Habitat changes: After the last Ice Age, the resulting water from the retreating glaciers produced such a rise in sea level that much of eastern England was waterlogged. About 40,000 square kilometres of land became covered by fen and bog, and in this damp habitat the milk parsley and the swallowtail thrived for thousands of years, undisturbed. In the 18th century farmers began to drain the wetlands with pumps, using wind and steam power, and the fens were slowly but surely turned into wheat fields.
Effects on the swallowtail: The moisture-loving milk parsley died out as the fenland dried out, and since the swallowtail's caterpillar relied exclusively on the milk parsley for food, the butterfly population began to decrease rapidly. Eventually, only two strongholds were left; Wicken Fen, north of Cambridge, and the area surrounding the Norfolk Broads, which is an artificially created habitat, excavated for peat in the Middle Ages.
In the early 1950's the swallowtail suddenly disappeared from Wicken Fen. This site appeared to be suitable habitat for the butterfly, but after several failed attempts to re-establish it, careful research showed that although Wicken Fen itself had not been drained, the draining of the surrounding fens had led to a drop in the water table and a slow drying out of the peaty soil. This had prevented the milk parsley from growing tall - the female butterflies only chose the tallest plants to lay their eggs on. Woody plants began to invade the fen which reduced suitable swallowtail habitat. At the same time, the traditional practice of cutting the sedge (tall grasses) was being continued on the fen, but it was being cut in the summer instead of the autumn, as it used to be, and the milk parsley was being cut along with it before it could mature or set seed. Pupae were being destroyed in the cut too. So this overall reduction in the amount and suitability of the food plant had a devastating effect on the swallowtails.
The future: Although the Wicken Fen project failed to re-establish the butterflies, lessons learned about the swallowtail's ecology are being applied to its remaining stronghold in the Norfolk Broads. It shows just how important it is to manage wildlife habitats correctly and how closely some species of animals and plants rely on each other for their survival.

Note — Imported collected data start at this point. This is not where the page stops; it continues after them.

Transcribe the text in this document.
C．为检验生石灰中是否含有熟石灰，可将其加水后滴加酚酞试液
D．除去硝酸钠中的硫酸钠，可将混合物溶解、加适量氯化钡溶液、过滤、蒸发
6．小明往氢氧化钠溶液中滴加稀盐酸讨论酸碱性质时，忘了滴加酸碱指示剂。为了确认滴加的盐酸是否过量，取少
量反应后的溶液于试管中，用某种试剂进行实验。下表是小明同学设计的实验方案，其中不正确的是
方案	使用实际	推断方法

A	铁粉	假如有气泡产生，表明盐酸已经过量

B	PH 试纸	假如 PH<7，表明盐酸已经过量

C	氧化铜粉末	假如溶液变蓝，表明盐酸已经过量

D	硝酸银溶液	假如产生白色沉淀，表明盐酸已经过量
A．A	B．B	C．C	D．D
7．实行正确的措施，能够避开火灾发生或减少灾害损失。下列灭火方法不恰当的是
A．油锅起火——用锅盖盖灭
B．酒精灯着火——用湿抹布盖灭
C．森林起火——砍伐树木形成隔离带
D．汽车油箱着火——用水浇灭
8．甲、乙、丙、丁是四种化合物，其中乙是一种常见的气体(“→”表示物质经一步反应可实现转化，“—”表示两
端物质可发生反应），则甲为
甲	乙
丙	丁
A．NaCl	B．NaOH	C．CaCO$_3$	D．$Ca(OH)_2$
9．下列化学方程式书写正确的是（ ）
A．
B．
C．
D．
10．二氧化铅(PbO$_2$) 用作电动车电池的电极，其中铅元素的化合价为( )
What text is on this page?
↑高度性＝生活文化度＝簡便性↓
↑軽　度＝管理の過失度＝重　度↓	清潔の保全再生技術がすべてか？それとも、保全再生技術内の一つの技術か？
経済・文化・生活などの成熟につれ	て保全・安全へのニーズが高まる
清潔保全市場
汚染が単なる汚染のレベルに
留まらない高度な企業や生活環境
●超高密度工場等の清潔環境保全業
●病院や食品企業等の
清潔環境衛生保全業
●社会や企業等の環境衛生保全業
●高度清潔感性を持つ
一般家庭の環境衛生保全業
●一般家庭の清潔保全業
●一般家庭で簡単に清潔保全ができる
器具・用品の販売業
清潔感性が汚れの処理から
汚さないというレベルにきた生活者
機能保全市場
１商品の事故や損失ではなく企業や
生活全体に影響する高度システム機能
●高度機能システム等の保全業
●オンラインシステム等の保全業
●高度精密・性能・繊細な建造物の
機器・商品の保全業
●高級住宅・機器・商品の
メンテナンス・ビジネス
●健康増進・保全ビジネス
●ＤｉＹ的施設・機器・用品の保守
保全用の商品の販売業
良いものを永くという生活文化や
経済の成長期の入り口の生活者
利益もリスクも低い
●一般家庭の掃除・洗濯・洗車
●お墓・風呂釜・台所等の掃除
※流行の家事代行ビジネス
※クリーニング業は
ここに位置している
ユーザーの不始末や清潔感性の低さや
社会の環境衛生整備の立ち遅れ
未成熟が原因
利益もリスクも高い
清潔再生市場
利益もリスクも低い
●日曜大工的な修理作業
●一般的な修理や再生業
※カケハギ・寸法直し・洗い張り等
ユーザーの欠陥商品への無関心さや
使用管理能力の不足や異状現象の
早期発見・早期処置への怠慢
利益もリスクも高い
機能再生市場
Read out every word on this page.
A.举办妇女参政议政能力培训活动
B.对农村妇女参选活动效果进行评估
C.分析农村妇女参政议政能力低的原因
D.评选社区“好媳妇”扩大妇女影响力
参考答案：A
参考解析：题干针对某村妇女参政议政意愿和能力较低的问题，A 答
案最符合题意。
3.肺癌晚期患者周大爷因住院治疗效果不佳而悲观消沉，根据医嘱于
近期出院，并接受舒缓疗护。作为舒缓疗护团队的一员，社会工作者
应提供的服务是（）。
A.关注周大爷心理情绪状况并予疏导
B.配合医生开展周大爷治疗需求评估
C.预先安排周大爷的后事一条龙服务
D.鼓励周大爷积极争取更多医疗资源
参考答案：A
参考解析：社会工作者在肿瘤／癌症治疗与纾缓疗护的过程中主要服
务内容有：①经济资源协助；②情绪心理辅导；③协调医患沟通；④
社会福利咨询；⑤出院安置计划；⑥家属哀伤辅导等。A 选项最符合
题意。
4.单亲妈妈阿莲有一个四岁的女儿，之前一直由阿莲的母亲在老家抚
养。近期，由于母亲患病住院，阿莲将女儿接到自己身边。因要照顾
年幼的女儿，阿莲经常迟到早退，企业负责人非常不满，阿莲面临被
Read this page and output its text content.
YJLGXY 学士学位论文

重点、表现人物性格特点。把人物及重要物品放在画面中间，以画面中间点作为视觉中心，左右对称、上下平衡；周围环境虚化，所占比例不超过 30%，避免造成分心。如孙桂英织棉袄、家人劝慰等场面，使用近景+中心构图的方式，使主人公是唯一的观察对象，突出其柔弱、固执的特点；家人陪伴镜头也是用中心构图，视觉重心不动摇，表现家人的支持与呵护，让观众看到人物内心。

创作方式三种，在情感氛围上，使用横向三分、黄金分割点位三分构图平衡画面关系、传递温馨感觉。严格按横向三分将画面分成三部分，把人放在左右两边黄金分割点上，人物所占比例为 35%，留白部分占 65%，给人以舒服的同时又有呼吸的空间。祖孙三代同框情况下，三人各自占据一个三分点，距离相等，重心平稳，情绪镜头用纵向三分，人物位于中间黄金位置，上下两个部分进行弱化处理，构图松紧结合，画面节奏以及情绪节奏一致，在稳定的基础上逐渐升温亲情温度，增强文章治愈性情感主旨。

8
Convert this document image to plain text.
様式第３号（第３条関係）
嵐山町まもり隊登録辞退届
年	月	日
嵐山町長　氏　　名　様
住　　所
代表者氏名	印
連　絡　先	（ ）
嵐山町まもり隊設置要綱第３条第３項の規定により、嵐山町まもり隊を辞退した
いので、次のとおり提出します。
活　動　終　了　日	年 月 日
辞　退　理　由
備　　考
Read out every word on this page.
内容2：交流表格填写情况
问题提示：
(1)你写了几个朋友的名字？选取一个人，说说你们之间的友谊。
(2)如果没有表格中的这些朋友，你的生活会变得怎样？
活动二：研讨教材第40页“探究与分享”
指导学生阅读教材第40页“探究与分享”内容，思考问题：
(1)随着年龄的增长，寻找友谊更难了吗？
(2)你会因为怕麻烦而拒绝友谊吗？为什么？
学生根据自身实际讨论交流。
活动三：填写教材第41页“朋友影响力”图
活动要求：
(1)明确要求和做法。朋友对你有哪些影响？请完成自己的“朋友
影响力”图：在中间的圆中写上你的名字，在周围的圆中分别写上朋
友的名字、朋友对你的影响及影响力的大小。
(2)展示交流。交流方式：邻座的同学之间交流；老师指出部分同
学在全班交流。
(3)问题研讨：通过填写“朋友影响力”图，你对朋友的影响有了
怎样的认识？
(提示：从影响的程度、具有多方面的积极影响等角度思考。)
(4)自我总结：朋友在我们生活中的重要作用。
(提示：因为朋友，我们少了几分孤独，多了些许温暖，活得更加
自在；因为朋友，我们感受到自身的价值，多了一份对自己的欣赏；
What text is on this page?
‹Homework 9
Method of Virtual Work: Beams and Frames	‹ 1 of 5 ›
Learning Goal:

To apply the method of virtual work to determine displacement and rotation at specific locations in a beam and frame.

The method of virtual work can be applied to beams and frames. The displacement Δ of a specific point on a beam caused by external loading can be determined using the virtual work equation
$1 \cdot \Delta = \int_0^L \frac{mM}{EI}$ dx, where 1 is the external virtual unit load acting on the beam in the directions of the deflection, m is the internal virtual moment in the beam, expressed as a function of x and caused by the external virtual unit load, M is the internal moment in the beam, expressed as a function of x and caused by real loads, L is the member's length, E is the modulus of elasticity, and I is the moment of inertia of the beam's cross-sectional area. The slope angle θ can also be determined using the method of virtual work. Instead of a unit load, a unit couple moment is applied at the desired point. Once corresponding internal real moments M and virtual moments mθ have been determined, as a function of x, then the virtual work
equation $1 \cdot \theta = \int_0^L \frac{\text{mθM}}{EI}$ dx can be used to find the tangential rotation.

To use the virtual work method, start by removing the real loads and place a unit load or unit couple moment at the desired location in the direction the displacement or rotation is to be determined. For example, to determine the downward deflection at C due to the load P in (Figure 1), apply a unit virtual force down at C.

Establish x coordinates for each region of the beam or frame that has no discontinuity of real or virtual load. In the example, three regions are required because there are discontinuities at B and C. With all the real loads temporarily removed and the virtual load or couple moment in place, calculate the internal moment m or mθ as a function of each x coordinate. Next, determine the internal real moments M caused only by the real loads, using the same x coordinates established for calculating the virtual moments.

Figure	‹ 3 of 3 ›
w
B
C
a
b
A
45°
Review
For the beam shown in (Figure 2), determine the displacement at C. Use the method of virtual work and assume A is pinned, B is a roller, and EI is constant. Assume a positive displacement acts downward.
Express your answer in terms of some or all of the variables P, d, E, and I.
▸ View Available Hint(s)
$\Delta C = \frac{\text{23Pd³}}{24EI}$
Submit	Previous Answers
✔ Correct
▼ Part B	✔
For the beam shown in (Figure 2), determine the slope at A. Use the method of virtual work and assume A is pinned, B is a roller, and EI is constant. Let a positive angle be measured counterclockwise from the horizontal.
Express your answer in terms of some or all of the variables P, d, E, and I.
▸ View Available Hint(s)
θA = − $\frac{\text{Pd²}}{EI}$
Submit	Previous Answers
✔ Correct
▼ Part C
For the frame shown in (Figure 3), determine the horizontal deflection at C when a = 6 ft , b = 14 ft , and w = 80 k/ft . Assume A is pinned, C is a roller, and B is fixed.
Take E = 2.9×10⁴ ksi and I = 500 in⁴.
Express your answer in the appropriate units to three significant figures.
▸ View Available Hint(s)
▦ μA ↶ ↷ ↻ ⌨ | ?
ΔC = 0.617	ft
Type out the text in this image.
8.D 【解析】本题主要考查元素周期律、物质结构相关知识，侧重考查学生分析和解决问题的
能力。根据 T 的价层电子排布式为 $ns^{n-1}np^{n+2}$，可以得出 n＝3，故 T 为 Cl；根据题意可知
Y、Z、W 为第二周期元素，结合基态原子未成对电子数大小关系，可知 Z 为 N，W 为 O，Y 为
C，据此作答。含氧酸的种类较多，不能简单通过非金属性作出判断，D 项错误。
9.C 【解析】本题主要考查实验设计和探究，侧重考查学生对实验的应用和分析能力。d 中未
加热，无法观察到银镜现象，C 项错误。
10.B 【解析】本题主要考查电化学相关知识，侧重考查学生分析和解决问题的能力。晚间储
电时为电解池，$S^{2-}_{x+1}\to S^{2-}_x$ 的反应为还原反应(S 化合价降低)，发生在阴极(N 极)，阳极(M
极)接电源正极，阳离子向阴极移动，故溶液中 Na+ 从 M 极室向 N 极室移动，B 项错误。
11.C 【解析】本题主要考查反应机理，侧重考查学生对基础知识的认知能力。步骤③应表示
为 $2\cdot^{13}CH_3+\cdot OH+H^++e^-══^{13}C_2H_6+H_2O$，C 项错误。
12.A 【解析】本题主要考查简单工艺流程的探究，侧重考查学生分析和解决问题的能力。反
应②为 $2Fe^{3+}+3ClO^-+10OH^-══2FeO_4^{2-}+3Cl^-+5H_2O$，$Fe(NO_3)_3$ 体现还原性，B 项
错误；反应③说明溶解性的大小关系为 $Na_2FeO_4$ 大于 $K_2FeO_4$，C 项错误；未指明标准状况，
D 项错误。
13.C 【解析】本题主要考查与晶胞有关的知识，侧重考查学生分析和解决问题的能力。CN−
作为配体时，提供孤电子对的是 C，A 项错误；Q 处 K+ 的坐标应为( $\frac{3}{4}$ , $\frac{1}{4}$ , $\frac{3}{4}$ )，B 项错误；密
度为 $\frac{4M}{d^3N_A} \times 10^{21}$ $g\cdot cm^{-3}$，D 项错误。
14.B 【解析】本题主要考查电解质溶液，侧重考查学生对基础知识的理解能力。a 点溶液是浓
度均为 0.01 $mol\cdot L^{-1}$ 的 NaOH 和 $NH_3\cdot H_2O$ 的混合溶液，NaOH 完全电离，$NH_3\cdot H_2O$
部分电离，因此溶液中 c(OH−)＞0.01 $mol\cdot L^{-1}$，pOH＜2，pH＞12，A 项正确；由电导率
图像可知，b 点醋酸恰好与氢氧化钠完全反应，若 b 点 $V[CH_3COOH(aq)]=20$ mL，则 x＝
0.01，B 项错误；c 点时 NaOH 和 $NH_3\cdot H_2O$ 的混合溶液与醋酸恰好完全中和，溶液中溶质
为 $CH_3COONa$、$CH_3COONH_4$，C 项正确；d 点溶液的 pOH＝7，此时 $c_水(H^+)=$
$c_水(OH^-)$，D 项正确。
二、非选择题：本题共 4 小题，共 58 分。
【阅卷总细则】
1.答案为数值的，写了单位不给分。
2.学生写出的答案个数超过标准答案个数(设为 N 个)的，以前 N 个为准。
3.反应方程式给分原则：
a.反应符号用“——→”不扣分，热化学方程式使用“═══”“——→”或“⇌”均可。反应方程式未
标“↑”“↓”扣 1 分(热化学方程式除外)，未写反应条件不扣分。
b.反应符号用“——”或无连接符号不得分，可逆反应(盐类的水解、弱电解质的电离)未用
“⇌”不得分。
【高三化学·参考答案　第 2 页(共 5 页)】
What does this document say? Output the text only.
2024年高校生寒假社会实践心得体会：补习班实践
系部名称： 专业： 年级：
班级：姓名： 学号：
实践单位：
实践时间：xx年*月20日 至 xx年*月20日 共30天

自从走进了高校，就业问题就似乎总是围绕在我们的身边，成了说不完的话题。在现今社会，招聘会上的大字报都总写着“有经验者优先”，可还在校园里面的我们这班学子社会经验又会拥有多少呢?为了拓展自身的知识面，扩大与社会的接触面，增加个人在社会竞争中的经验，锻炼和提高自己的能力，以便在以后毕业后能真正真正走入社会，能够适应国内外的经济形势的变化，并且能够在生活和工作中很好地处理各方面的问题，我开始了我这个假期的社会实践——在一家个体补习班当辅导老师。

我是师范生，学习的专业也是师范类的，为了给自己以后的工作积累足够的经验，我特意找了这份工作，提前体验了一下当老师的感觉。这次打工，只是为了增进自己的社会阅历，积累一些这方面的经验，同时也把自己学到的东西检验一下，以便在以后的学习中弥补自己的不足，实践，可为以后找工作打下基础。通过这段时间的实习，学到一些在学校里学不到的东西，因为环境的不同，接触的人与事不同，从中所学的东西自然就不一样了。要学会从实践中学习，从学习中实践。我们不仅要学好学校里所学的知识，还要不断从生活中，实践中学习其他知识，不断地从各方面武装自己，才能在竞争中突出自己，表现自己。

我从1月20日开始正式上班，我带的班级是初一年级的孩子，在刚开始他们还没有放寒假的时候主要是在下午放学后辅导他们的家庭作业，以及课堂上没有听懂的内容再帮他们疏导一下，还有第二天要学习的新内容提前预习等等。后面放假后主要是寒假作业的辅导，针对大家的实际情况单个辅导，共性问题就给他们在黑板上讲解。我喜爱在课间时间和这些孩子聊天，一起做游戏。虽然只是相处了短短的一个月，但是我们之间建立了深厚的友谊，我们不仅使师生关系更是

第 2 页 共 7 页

The swallowtail has been a protected species since 1981, under the Wildlife and Countryside Act. The only way in which habitats like Wicken Fen could be made suitable once more would be to pump enormous quantities of water onto the land, or cut the peat to reduce the fen's height above the water table.
Meanwhile, the swallowtail's future in the Norfolk Broads seems secure, at least for the time being. It is an insect worth preserving, not only for its beauty but also because the British swallowtail is a unique subspecies found nowhere else in the world.